Upstream dependencies (Volvence Zero patches)
Family Diary depends on 8 open engineering patches (U1–U8) in VolvenceZero to actually enforce L3/L4. Their status is the contract's direct credibility:
| Patch | Purpose | Status |
|---|---|---|
| U1 | Scan figure_bundles dir and register with the control plane | Landed upstream |
| U2 | Adopt binds figure_artifact_id to ai_id | Landed upstream (P7.8 rewrites error contract) |
| U3 | Add figure_artifact_id field to templates | Landed upstream |
| U4 | Family bundle profile (FamilyFigureBundle) | Landed upstream |
| U5 | Wake copies template figure_artifact_id onto the instance | Landed upstream |
| U6 | SSE meta frame carries evidence_pointers | Landed upstream (P7.8 hardens tests) |
| U7 | Control plane POST /dlaas/control/templates (operator, not tenant) | Landed upstream |
| U8 | Control plane POST /dlaas/control/figure-bundles/rescan | Landed upstream |
Full engineering-debt + patch tracking lives in docs/known-debts.md (D13).
Machine-verifiable contract status (smoke assertions)
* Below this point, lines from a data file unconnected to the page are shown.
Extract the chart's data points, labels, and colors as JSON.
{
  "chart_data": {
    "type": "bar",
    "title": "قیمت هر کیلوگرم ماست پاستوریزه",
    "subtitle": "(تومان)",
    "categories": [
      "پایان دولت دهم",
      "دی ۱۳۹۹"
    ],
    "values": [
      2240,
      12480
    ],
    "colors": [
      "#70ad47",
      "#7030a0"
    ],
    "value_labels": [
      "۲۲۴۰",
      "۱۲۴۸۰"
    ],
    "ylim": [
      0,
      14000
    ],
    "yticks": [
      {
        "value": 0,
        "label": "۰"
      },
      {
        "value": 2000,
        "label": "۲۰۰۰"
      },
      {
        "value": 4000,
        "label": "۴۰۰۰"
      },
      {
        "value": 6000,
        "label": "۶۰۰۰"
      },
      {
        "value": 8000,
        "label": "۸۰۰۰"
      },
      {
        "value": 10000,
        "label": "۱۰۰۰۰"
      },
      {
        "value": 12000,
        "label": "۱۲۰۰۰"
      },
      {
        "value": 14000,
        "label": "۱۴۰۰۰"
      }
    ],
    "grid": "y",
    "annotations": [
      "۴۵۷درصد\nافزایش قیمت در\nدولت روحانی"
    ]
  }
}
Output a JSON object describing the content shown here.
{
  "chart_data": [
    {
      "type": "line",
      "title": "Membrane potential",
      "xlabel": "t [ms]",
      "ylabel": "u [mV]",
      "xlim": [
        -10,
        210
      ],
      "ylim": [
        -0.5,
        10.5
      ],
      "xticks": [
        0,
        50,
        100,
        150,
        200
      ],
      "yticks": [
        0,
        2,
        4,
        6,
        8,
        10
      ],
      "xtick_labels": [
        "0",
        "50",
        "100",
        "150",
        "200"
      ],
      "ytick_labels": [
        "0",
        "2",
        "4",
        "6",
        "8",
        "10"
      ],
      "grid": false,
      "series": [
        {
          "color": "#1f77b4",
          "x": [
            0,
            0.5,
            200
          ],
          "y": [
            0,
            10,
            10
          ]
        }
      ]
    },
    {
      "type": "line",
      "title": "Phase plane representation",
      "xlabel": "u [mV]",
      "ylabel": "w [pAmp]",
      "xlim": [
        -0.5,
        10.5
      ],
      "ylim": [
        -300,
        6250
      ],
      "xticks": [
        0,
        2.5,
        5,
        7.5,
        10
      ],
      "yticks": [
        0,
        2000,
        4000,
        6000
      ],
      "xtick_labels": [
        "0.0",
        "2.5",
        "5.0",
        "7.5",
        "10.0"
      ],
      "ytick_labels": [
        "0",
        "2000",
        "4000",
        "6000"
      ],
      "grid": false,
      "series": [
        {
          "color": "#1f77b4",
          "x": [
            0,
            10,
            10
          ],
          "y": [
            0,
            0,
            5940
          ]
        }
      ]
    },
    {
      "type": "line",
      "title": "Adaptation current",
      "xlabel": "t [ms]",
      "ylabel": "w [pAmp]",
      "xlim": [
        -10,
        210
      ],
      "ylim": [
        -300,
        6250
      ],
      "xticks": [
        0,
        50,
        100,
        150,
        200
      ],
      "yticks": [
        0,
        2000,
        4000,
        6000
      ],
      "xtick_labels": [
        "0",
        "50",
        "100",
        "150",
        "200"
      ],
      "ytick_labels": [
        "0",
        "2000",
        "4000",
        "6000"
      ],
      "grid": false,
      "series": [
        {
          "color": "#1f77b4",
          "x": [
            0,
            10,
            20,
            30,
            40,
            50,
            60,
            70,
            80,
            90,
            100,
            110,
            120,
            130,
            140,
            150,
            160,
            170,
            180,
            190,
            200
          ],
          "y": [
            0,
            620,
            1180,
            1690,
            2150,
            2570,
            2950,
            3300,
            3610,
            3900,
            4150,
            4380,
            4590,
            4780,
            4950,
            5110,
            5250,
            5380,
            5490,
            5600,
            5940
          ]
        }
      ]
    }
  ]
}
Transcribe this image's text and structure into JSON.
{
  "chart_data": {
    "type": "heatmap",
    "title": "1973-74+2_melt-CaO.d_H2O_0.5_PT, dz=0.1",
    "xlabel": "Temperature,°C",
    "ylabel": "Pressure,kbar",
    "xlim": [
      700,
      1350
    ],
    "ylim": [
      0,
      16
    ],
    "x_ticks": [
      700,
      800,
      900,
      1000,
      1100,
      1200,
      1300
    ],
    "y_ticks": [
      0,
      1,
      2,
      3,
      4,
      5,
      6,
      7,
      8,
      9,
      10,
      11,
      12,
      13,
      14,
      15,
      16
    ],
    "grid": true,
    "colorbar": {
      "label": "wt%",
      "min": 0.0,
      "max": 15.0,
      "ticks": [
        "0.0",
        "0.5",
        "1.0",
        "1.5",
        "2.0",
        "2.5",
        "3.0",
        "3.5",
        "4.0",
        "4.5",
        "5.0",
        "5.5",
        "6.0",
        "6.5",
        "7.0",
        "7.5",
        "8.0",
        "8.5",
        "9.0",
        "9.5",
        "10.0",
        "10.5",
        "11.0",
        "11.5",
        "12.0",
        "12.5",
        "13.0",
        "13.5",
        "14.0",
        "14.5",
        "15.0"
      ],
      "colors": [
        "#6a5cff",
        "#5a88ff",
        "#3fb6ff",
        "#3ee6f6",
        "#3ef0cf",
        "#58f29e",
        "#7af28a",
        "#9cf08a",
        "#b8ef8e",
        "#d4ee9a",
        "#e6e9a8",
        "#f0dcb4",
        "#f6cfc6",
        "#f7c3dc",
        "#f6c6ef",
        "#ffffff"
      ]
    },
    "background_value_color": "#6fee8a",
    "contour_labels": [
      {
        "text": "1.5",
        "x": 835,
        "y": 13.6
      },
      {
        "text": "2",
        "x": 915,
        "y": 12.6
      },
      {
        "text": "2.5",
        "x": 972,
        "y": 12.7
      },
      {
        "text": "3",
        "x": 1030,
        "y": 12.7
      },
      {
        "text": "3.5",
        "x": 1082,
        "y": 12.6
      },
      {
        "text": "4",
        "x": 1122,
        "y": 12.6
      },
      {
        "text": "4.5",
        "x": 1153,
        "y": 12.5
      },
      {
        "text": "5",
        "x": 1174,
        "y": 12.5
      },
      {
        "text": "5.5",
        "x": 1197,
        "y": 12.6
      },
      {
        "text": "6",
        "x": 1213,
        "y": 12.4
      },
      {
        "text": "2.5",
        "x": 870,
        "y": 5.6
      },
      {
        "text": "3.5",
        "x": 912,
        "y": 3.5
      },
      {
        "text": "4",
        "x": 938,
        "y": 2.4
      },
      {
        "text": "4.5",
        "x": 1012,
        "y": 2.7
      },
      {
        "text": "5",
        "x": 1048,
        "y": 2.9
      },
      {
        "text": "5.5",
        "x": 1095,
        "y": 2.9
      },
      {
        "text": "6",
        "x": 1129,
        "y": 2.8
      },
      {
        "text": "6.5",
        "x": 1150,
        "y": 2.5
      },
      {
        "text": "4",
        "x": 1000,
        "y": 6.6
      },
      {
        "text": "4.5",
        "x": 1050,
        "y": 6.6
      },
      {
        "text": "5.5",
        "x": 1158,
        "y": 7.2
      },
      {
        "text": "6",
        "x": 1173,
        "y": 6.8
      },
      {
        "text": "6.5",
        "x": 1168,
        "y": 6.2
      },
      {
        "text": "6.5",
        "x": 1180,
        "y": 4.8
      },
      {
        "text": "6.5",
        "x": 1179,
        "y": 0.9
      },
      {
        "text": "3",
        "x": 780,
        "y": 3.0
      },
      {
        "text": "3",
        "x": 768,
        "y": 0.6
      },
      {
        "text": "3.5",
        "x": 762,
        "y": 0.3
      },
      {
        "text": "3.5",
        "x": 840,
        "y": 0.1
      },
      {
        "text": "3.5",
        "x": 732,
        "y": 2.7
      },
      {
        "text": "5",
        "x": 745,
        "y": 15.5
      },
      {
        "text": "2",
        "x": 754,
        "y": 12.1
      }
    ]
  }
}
The table below comes from the latest scripts/smoke-family-memorial.sh run. These 10 assertions are the only machine-verifiable evidence that "U1–U8 actually work"; any failure means the sourced-diary contract is not ready to ship.
| # | Assertion | Status |
|---|---|---|
| 1 | dlaas-platform /v1/health 200 | ●pass |
| 2 | transcode-worker + bake-worker healthz | ●pass |
| 3 | stage corpus for two distinct memorials | ●pass |
| 4 | enqueue bake jobs with consent_status=approved | ●pass |
| 5 | bake-worker produces bundle on disk for both memorials | ●fail |
| 6 | U8 control-plane figure-bundles rescan accepted | ●pass |
| 7 | U7 control-plane templates create round-trips template_id | ●fail |
| 8 | in-corpus chat returns l3_grounded_verify=passed evidence>=1 | ●fail |
| 9 | U6 event: evidence SSE frame with non-empty pointers | ●fail |
| 10 | cross-memorial chat fires l4_scope_refusal | ●fail |
Known risks
- L3 is not fact-checking: it only confirms "this sentence maps to a passage in the corpus"; it cannot confirm "the source material itself is true." If a family uploads inaccurate material, the system will replay it as diary source material.
- Source bias: if only happy moments are recorded, the bundle will sound overly cheerful. We encourage families to upload a balanced set of tones and time periods.
- Not a substitute for ritual: this is a tool, not the grief itself. It is meaningful to families who want to do more work; it may not be meaningful to families who want to let go.
- Data sovereignty: materials always belong to the family; they may request a full export + delete at any time. We never use family bundles for cross-family training.